Sementara itu, kelompok-kelompok tertentu dapat memanipulasi definisi “adat” untuk mempertahankan dominasi sosial atau kekuasaan lokal mereka. Hukum pidana, yang seharusnya melindungi individu dari kesewenang-wenangan kelompok kuat, justru dapat menjadi alat memperkuat kekuatan itu.
Merayakan Keragaman Tanpa Mengorbankan Kepastian Hukum
Secara filosofi, tidak ada yang salah dengan keinginan negara untuk menghormati pluralisme hukum. Bahkan, negara-negara seperti Kanada atau Selandia Baru memiliki pengakuan terhadap hukum adat suku asli. Namun, perbedaannya adalah: pengakuan tersebut dibatasi secara ketat, bersifat komplementer, dan tidak digunakan sebagai sumber kriminalisasi tanpa standar nasional yang jelas.
KUHP baru belum menyelesaikan dilema itu. Ia memberikan ruang, tetapi tidak memberikan pagar. Ia merangkul adat, tetapi tidak menyediakan instrumen yang memastikan adat tidak dipakai secara sewenang-wenang.
Jika negara ingin hidupkan living law, maka setidaknya harus ada:
kodifikasi minimal atau inventarisasi norma adat yang diakui;
mekanisme verifikasi independen;
batasan jelas tentang norma yang dapat masuk ranah pidana;
standar nasional perlindungan HAM yang menjadi pagar utama;
serta pelatihan aparat agar memahami konteks, bukan sekadar menafsir sesuka hati.
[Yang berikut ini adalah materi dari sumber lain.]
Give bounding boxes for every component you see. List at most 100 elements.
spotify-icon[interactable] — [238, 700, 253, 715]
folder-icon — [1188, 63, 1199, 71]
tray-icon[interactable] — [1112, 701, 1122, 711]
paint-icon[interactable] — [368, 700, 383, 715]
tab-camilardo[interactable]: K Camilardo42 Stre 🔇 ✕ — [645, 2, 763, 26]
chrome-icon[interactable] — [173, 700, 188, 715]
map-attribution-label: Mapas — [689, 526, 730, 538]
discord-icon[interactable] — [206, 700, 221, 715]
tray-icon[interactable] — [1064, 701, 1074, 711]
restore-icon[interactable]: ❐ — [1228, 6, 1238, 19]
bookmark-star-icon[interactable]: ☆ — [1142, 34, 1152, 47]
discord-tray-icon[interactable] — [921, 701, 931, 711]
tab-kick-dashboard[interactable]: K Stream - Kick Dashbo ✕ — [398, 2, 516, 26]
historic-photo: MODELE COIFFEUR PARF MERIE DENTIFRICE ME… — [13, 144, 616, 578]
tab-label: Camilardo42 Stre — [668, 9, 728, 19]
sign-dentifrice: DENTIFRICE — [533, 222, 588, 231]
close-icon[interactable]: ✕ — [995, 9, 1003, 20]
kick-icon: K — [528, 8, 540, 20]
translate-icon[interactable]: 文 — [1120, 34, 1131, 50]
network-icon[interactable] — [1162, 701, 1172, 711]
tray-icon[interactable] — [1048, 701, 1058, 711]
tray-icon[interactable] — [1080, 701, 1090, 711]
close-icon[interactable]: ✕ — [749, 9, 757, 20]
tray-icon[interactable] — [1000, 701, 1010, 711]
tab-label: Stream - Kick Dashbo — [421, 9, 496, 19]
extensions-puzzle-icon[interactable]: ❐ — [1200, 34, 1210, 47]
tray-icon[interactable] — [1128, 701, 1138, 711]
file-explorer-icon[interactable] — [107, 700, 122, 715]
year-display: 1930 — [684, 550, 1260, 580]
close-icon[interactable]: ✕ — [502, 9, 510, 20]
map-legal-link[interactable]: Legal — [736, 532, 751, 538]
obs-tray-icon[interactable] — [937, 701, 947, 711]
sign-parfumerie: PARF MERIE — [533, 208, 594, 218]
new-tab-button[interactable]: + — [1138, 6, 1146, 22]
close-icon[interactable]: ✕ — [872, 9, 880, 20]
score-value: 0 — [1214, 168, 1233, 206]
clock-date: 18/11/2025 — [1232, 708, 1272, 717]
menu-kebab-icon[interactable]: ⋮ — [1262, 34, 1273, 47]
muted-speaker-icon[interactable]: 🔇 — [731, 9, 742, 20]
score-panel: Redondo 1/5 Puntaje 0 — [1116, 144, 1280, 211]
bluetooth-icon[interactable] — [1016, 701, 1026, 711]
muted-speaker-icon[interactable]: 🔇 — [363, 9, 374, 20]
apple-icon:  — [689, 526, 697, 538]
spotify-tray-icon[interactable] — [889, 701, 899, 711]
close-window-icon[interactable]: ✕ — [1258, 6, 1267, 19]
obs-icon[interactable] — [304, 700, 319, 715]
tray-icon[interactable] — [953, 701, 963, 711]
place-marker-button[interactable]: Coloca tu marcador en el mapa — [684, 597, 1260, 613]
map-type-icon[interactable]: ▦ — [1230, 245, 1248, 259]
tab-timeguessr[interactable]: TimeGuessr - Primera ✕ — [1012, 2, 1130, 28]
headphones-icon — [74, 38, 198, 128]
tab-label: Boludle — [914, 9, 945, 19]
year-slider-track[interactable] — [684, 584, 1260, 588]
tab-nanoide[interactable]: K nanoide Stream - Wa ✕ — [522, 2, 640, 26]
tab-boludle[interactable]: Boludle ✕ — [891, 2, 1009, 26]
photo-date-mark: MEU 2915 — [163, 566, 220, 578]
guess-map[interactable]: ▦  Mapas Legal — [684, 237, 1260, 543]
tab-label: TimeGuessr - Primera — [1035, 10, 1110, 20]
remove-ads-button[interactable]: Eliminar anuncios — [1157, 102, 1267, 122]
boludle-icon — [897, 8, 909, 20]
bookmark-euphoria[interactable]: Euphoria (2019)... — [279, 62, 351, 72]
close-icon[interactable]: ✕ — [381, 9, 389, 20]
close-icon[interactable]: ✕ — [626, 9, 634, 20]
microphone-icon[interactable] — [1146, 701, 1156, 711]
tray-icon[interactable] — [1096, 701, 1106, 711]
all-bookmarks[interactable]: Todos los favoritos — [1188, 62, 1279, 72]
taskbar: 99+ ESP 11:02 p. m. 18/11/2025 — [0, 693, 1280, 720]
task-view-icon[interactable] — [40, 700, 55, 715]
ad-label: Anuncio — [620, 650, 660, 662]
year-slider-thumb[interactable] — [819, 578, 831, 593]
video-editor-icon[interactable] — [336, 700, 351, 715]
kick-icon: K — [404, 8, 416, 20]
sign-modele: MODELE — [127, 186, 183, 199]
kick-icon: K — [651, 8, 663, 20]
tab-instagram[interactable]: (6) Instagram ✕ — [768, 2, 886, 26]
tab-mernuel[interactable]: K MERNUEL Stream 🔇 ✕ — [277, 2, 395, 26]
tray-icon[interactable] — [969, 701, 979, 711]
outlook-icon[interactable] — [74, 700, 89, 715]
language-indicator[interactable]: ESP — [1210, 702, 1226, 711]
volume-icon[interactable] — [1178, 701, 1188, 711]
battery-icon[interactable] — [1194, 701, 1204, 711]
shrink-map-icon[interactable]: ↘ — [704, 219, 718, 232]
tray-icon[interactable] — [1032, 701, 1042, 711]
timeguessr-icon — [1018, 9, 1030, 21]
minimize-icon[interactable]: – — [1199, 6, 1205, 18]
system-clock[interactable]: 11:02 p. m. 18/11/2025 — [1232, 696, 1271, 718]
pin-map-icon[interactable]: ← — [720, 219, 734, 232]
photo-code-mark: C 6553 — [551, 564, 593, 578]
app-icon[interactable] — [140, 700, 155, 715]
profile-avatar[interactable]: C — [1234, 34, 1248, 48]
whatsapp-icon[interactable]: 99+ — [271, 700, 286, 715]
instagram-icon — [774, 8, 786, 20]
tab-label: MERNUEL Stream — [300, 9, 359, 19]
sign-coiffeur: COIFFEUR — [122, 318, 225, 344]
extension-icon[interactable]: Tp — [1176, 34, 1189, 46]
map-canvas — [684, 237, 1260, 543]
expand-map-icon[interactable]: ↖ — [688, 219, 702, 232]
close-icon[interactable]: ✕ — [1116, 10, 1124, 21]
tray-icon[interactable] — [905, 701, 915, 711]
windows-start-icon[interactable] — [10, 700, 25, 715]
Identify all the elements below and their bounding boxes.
Tanpa itu semua, living law berubah dari niat baik menjadi instrumen ketidakadilan.
Akhirnya, KUHP Baru Diuji bukan oleh Rumusan, tapi oleh Implementasi
Living law adalah salah satu elemen yang membuat KUHP baru menjadi revolusioner sekaligus berbahaya. Potensi baiknya besar, tetapi risiko buruknya lebih besar jika negara tidak berhati-hati dalam mengelola kebijakan ini. KUHP baru, pada akhirnya, tidak akan diukur dari keindahan teksnya, tetapi dari kecermatan pelaksanaannya.
Di negara di mana penegakan hukum sering menjadi perpanjangan politik dan moralitas mayoritas, memasukkan living law ke hukum pidana tanpa pagar ketat adalah langkah yang berani—atau nekat.
Yang jelas: sejak KUHP baru berlaku 2026 nanti, Indonesia tidak hanya menguji hukum baru; kita menguji masa depan keadilan itu sendiri.